Von See­ro­sen und Denk­feh­lern

«Jedes Jahr mit zwei Pro­zent zu wach­sen, ist für eine Volks­wirt­schaft gar nicht mög­lich. Wir soll­ten end­lich ein­mal Mass hal­ten. Die Wer­bung ver­führt uns zu un­nö­ti­gem Kon­sum.» Sol­che Aus­sa­gen von Wachs­tums­kri­ti­kern sind der­zeit hoch im Kurs. Sie un­ter­lie­gen je­doch häu­fig grund­le­gen­den Denk­feh­lern.
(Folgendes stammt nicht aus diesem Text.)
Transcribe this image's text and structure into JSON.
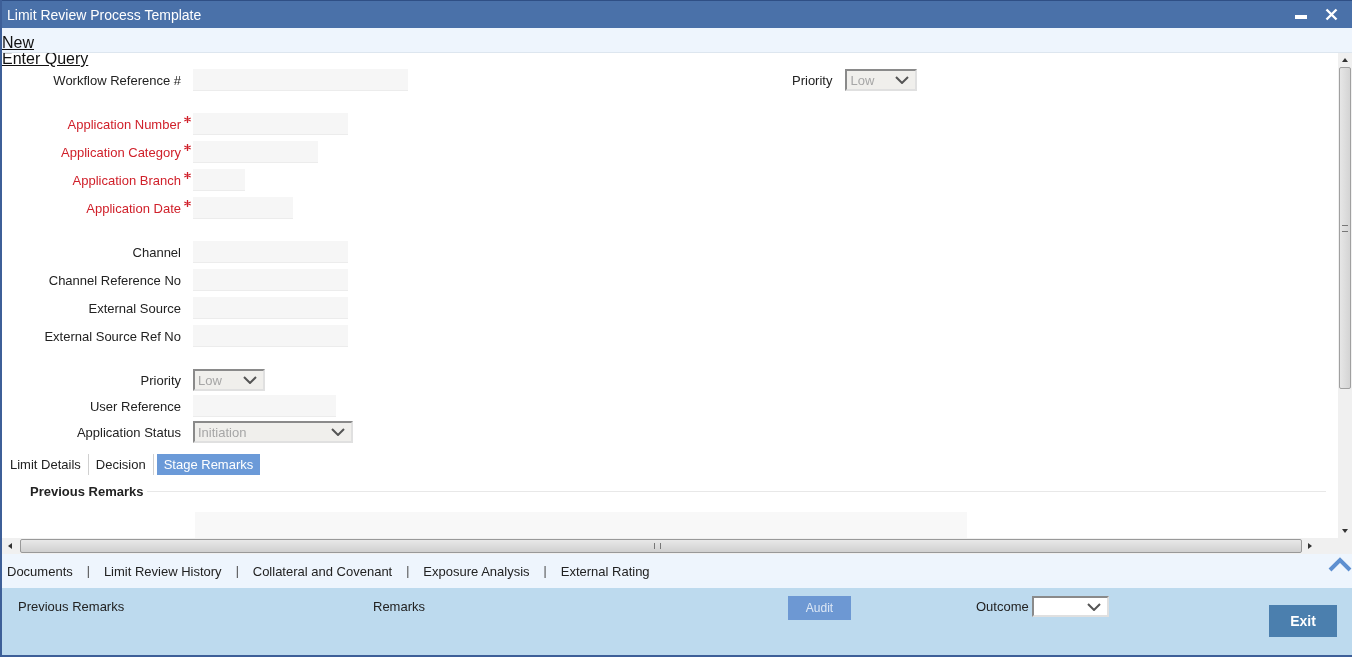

Ex­po­nen­ti­el­les Wachs­tum ist in der Wirt­schaft, im Un­ter­schied zur un­mit­tel­ba­ren In­tui­ti­on, kein Pro­blem. Wäh­rend bei­spiels­wei­se ein See durch ein ex­po­nen­ti­el­les Wachs­tum von See­ro­sen in kür­zes­ter Zeit be­deckt ist – was zum Pro­blem von Flora und Fauna wer­den kann –, ver­hält es sich beim Wirt­schafts­wachs­tum grund­le­gend an­ders. Lang­fris­tig wächst die Wirt­schaft mit­tels Ideen und tech­no­lo­gi­schem Fort­schritt. Diese wie­der­um ent­ste­hen auf der Grund­la­ge von be­reits be­ste­hen­den Ideen, womit der Ide­en­pool kon­ti­nu­ier­lich an­wächst. Ein jähr­li­ches Wachs­tum von bei­spiels­wei­se zwei Pro­zent be­zieht sich somit auf eine immer grös­ser wer­den­de Grund­ge­samt­heit – im Un­ter­schied zum be­lieb­ten See­ro­sen­bei­spiel mit dem See als fes­ter Grös­se.
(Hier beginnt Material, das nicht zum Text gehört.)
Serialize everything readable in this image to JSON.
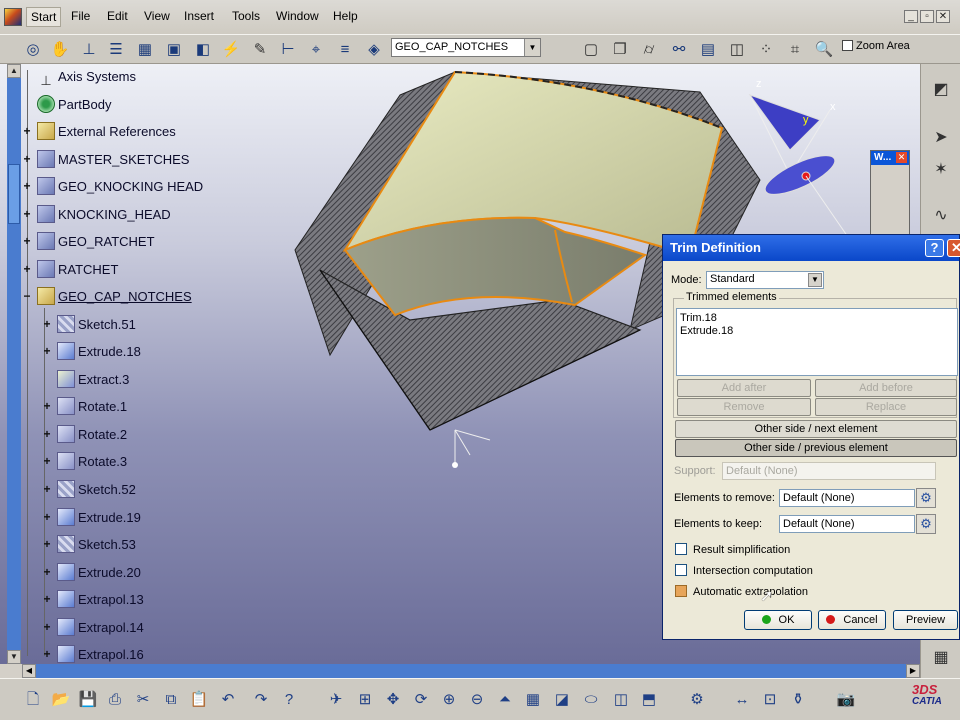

Noch einen wei­te­ren Denk­feh­ler gilt es zu kor­ri­gie­ren: Wirt­schafts­wachs­tum ent­spricht nicht dem Wachs­tum der An­zahl kon­su­mier­ter Güter. Viel­mehr fliesst deren Wert in das Brut­to­in­lands­pro­dukt ein. Wir kau­fen nicht per se mehr Kühl­schrän­ke, son­dern ef­fi­zi­en­te­re bzw. qua­li­ta­tiv bes­se­re. Diese ver­brau­chen we­ni­ger En­er­gie, sind bes­ser iso­liert und leich­ter – und an­spruchs­vol­ler in der Her­stel­lung. Auch essen wir nicht von einem Tag auf den an­de­ren dop­pelt so viele Äpfel. Al­ler­dings ach­ten wir viel­leicht auf bes­se­re Qua­li­tät oder essen Bio­obst. Die Pro­duk­ti­ons­kos­ten die­ser neuen und bes­se­ren An­ge­bo­te, ihr Preis und der Bei­trag ans Brut­to­in­lands­pro­dukt stei­gen. Denn beim Wirt­schafts­wachs­tum geht es in weit­ent­wi­ckel­ten Län­dern vor allem um Qua­li­tät, nicht um Quan­ti­tät. So­lan­ge Men­schen nach einer Ver­bes­se­rung oder Ver­ein­fa­chung ihres Le­bens stre­ben, so­lan­ge wird es wirt­schaft­li­ches Wachs­tum geben. Und das ist gut so – für Mensch und Um­welt.